Good luck to all. While it is never over until the RA sings approval, the more time that elapses means the RA has not found reason to turn down the application and it is obvious they have had more than sufficient time to turn over the rocks and discuss the findings with everyone. It is quite exciting to envision the dawn of such a wonderful new approach to cancer treatment!

[manibiotech]

Thanks Exactly what I have been saying . But some still don't believe what company has stated in black and white and come up with speculations . 

[learningcurve2020]

I must've missed the conference call where that material info was given out?
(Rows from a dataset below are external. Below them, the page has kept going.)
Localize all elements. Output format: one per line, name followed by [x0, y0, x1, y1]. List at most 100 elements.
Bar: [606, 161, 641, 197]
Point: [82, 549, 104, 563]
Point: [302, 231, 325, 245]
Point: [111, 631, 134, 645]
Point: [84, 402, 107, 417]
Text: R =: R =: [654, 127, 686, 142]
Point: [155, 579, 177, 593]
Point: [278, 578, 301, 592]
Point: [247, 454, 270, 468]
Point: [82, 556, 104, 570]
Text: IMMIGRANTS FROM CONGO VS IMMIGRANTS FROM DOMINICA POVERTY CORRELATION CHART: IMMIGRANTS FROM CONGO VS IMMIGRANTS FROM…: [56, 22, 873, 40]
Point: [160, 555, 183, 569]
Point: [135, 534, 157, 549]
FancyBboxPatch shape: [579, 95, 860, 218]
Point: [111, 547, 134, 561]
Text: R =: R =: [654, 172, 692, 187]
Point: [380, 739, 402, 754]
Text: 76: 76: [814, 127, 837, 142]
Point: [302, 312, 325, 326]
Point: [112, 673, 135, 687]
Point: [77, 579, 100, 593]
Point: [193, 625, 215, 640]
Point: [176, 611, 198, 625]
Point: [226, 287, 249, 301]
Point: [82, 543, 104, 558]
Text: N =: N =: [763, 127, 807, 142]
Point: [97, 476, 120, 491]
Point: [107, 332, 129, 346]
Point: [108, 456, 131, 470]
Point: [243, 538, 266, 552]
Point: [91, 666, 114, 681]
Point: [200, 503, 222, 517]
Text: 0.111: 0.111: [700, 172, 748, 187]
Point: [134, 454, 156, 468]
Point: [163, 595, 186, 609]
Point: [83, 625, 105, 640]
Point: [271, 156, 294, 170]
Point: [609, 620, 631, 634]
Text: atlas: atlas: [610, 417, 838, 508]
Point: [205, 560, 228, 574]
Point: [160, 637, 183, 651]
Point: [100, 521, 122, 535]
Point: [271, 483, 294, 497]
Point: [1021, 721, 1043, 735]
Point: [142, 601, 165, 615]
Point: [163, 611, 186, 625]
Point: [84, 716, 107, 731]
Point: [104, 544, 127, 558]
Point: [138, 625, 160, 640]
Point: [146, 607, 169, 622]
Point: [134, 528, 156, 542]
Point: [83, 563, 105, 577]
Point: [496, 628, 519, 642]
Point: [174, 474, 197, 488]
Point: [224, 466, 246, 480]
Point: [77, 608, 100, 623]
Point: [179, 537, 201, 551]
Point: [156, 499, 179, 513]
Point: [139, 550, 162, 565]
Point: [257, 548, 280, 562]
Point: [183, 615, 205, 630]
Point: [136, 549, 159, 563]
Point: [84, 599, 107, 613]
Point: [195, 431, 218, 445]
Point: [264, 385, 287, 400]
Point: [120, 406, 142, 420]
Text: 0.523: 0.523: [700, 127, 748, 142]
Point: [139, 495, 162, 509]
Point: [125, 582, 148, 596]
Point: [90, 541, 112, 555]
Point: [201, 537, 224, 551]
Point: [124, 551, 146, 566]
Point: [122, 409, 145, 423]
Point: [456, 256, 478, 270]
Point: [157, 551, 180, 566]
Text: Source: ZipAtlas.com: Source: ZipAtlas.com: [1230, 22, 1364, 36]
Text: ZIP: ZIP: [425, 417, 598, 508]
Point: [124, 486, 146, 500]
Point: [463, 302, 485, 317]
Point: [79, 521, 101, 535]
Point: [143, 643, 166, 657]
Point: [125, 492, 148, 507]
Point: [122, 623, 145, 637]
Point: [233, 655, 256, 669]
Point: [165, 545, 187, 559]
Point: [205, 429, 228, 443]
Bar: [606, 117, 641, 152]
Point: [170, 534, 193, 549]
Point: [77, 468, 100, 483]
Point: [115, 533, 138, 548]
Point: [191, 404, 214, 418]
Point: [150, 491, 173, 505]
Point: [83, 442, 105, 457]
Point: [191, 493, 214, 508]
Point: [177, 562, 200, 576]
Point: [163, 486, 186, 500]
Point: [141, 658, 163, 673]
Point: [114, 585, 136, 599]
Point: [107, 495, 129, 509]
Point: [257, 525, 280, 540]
Is GZ part of the army of consultants?

[dennisdave]

I don’t believe for a second that GZ has inside knowledge of the contents of the MA or any CMC updates.
NWBO has repeatedly stated they will not comment on the ongoing review.
And what you claim he said contradicts NWBO’s recent PRs and basic MHRA ATMP rules. Yes, the original MAA was based on manual, but NWBO has since stated that Flaskworks/Grade C is the intended commercial manufacturing method and MHRA must review the intended commercial process. so Im going to give your he said claim a 9 from 10 on the BS meter

[dbing]

George Z is a lying sack of shit like Dave Ines.

[martyDg]

They're not waiting for flashworks so then where's the fucking decision? What are they waiting for? 2 years! 2 FUCKING YEARS AND THEY STILL CANNOT DECIDE!